Dividend Champions Smackdown IX Follow-up: Micro-Caps

by: David Fish

A few days ago, I screened the Dividend Champions list of companies that have paid higher dividends for at least 25 straight years (which can be found here), using market capitalization as a primary focus. The result was a diverse selection of Small Cap and Mid Cap companies in each category - Champions, Contenders, and Challengers – that are worthy of further study.

(Small Caps are generally described as having a market capitalization (stock price times shares outstanding) between $100 million and $2 billion, whereas Mid Caps range in size from $2 billion to $10 billion in market capitalization.) But that left the question of whether there are any decent “Micro-cap” (under $100 million) companies with dividend streaks. So I decided to screen as follows:

Step 1: Sort the companies by market cap (column AC), from low to high. Unlike most Smackdowns, I decided to combine the Champions, Contenders, and Challengers. This produced a group of 20 micro-caps and once I eliminated four that had not increased their dividend in more than a year, there were 16.

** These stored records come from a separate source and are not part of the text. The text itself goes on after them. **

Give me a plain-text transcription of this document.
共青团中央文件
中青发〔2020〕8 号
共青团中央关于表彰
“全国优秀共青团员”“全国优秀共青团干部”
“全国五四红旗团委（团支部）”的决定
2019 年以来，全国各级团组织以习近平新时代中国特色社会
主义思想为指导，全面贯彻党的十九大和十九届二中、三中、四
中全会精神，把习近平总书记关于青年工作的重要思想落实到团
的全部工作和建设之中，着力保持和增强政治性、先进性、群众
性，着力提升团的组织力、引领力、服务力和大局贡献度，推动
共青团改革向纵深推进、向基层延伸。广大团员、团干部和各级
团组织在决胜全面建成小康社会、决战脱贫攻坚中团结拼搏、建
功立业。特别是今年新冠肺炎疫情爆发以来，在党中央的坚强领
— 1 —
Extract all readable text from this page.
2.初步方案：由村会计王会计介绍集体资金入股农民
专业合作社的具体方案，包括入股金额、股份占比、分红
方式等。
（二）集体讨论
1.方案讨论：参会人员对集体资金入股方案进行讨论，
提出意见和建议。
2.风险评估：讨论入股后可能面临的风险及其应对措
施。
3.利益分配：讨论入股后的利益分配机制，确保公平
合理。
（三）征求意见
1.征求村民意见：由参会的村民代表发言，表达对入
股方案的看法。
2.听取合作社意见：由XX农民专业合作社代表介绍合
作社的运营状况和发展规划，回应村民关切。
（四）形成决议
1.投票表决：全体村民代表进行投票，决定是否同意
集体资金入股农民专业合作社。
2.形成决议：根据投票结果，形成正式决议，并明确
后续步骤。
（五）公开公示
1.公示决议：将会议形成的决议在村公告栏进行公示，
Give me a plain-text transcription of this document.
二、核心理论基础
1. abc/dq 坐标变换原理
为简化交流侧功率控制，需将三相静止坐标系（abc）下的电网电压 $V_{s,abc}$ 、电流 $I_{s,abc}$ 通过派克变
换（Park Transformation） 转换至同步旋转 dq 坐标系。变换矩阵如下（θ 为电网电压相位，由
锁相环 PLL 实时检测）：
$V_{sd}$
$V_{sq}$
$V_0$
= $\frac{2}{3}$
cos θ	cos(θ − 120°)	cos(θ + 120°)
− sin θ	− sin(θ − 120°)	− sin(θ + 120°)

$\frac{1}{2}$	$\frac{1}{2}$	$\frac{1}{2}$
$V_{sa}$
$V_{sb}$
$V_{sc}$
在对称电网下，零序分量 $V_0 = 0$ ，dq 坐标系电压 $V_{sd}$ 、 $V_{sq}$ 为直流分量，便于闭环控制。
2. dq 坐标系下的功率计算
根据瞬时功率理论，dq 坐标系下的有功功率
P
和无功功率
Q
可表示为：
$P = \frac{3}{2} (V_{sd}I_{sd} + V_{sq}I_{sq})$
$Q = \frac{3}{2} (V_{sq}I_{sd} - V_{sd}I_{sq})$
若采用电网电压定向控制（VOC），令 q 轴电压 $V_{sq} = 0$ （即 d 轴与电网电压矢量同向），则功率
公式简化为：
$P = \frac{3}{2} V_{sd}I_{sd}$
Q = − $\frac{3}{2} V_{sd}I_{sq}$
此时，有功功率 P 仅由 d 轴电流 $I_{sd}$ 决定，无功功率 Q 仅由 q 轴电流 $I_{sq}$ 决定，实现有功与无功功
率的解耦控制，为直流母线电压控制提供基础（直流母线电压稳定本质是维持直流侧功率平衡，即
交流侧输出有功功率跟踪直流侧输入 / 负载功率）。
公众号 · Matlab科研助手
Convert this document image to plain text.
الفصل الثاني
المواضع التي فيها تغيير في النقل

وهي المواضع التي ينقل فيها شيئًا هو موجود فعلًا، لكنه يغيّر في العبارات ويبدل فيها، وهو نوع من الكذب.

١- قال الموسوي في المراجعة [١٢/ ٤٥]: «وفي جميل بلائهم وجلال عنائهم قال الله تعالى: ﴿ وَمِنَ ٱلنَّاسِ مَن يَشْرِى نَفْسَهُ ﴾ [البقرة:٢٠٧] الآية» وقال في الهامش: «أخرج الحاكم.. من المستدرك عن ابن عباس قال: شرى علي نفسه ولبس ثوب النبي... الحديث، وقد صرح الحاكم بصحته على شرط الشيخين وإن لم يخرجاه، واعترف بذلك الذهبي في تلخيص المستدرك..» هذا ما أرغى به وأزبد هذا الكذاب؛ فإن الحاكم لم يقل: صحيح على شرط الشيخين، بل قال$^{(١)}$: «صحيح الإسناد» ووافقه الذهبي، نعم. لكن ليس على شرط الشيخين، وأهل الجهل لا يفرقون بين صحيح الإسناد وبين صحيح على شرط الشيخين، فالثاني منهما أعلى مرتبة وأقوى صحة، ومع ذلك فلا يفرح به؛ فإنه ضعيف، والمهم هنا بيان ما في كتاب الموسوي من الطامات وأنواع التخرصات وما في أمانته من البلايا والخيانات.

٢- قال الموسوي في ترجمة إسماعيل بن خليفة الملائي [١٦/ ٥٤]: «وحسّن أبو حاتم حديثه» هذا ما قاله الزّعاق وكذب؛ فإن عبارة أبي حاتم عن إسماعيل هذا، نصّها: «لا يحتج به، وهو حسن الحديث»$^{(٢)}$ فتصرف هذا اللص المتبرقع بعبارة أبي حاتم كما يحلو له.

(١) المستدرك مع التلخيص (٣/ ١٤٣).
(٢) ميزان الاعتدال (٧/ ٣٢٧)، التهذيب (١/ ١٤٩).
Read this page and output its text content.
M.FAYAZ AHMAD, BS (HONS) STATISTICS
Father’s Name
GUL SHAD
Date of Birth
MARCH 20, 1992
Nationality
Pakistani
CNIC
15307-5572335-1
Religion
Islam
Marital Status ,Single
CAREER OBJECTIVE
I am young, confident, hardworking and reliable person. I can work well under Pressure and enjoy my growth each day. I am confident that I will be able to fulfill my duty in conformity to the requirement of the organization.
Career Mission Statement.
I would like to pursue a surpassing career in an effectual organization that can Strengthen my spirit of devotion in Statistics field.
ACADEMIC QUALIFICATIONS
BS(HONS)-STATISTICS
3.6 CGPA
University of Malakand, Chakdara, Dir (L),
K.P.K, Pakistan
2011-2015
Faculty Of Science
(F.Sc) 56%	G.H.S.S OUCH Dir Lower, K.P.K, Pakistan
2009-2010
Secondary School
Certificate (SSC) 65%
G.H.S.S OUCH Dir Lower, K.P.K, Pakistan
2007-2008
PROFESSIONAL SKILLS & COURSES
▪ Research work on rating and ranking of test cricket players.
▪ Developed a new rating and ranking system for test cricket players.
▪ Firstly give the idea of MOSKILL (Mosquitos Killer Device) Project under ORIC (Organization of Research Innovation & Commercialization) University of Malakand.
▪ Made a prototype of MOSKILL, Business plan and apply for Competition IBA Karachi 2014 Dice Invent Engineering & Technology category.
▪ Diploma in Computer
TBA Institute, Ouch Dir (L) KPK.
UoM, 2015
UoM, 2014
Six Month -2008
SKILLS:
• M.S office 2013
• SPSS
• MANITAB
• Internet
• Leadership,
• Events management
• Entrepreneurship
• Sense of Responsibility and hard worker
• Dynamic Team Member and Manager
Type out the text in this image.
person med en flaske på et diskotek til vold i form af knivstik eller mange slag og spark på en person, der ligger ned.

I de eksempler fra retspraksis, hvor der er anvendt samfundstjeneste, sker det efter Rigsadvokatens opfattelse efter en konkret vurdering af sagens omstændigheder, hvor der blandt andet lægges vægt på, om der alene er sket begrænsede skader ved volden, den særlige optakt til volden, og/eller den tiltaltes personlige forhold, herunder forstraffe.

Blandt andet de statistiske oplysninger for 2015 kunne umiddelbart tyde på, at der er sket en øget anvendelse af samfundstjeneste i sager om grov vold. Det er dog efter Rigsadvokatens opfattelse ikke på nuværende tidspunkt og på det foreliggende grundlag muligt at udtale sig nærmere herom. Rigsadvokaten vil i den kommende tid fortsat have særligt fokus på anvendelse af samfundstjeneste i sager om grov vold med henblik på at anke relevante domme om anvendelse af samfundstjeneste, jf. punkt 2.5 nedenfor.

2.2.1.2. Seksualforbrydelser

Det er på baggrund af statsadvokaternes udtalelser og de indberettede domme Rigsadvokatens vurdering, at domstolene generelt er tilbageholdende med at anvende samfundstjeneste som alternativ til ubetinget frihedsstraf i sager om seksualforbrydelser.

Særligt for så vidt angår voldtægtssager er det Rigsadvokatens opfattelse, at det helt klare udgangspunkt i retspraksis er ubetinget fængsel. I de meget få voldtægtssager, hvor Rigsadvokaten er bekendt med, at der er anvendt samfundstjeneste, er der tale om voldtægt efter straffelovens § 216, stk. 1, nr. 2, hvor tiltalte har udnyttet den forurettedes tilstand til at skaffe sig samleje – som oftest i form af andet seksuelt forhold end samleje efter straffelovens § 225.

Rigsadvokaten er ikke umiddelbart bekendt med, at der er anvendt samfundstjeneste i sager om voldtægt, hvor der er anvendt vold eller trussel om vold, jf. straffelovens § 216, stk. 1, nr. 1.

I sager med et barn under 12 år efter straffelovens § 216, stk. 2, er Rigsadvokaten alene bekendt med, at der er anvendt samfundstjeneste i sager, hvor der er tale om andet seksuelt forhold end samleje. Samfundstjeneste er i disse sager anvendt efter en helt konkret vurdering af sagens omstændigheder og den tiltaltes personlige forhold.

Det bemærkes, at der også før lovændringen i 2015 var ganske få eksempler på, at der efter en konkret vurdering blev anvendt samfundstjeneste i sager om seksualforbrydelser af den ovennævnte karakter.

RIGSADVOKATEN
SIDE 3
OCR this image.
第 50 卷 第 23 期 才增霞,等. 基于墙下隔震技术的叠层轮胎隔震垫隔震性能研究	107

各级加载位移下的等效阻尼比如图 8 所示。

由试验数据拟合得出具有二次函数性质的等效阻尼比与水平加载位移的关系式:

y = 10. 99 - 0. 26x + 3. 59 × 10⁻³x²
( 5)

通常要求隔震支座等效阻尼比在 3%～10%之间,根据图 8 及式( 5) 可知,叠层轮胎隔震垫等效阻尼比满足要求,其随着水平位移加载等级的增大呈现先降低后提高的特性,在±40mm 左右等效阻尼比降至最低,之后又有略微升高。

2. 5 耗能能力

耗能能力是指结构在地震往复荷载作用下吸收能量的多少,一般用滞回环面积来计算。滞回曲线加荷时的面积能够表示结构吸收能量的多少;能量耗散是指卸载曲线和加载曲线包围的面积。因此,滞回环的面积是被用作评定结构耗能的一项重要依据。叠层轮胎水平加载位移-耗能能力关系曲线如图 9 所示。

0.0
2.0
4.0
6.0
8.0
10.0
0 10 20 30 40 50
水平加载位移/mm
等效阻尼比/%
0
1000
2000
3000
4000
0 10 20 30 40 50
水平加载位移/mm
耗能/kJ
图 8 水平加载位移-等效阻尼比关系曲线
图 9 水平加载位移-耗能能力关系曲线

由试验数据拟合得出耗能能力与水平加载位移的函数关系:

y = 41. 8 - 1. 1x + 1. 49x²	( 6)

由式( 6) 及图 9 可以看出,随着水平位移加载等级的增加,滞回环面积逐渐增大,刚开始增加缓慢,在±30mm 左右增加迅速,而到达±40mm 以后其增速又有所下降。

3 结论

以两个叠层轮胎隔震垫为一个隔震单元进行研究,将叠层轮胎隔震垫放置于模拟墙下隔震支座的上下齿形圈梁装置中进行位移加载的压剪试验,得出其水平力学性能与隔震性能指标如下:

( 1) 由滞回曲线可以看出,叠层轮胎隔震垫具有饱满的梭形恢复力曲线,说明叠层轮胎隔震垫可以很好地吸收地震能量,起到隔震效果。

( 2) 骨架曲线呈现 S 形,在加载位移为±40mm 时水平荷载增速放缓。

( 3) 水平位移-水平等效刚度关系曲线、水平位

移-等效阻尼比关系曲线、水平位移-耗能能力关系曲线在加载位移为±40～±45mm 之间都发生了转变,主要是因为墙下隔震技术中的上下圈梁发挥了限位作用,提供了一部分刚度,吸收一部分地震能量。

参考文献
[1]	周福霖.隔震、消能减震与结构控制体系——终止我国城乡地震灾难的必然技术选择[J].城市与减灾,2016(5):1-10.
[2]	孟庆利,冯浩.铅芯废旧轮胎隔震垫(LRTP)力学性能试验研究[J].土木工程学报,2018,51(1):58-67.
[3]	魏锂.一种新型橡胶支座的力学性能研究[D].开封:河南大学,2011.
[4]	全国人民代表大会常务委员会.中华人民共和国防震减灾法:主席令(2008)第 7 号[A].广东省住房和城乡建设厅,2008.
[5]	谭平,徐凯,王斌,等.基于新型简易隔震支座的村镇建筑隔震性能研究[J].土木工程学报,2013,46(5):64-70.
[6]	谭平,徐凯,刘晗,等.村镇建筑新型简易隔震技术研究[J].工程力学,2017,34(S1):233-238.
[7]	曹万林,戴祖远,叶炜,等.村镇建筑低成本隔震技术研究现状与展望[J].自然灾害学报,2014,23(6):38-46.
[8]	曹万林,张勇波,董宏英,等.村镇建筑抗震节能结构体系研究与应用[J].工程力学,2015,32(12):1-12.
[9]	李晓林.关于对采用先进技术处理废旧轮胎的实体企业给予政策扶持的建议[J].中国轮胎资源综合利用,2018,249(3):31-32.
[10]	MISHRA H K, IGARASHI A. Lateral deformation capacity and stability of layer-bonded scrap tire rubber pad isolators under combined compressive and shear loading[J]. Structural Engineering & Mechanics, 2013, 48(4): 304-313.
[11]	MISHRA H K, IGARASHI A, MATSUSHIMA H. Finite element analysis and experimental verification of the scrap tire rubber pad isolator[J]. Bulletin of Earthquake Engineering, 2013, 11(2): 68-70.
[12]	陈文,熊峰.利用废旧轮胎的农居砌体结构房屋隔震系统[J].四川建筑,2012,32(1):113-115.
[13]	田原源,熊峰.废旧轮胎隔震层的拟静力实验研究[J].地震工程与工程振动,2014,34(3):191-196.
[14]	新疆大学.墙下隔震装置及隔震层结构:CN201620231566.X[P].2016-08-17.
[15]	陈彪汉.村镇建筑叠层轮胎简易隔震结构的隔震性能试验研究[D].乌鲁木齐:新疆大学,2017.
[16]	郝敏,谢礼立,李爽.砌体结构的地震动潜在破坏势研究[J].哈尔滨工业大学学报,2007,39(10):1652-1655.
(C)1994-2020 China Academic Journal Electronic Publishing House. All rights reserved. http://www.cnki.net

Step 2: Sort those companies by yield. In Smackdown IX, I had eliminated yields below 2%, but all 16 companies qualified in this case.

Step 3: Sort those companies by latest percentage increase, high to low. Like Step 2, all 16 micro-caps moved on to the next step.

Step 4: Compare the remaining companies by the percentage increase of Next Year's EPS estimate over This Year's EPS estimate. This is where the sparsity of data (on micro-caps) fails. Only two companies had EPS estimates, so I did not eliminate any candidates here.

Step 5: Compare the candidates by their 1-, 3-, 5-, and 10-year Dividend Growth Rates (columns AJ to AM). I eliminated any company that had a DGR of less than 3% in any of these periods. (I did not eliminate companies with “n/a” because of shorter histories.) The list of remaining candidates follows:

(Note that I've sorted all tables back into alphabetical order)

Click to enlarge:


Exactly half of the 12 companies come from the banking industry, but all of these companies have attractive properties, such as strong dividend growth, high yield, or low stock price, so they are worthy of further study for possible purchase. Clearly, there are some good micro-cap candidates to consider, subject to the caveat that there may be less information (such as earnings estimates) available than there may be for larger companies. As always, please consider this no more than a starting point for more in-depth research.

Disclosure: I have no positions in any stocks mentioned, and no plans to initiate any positions within the next 72 hours.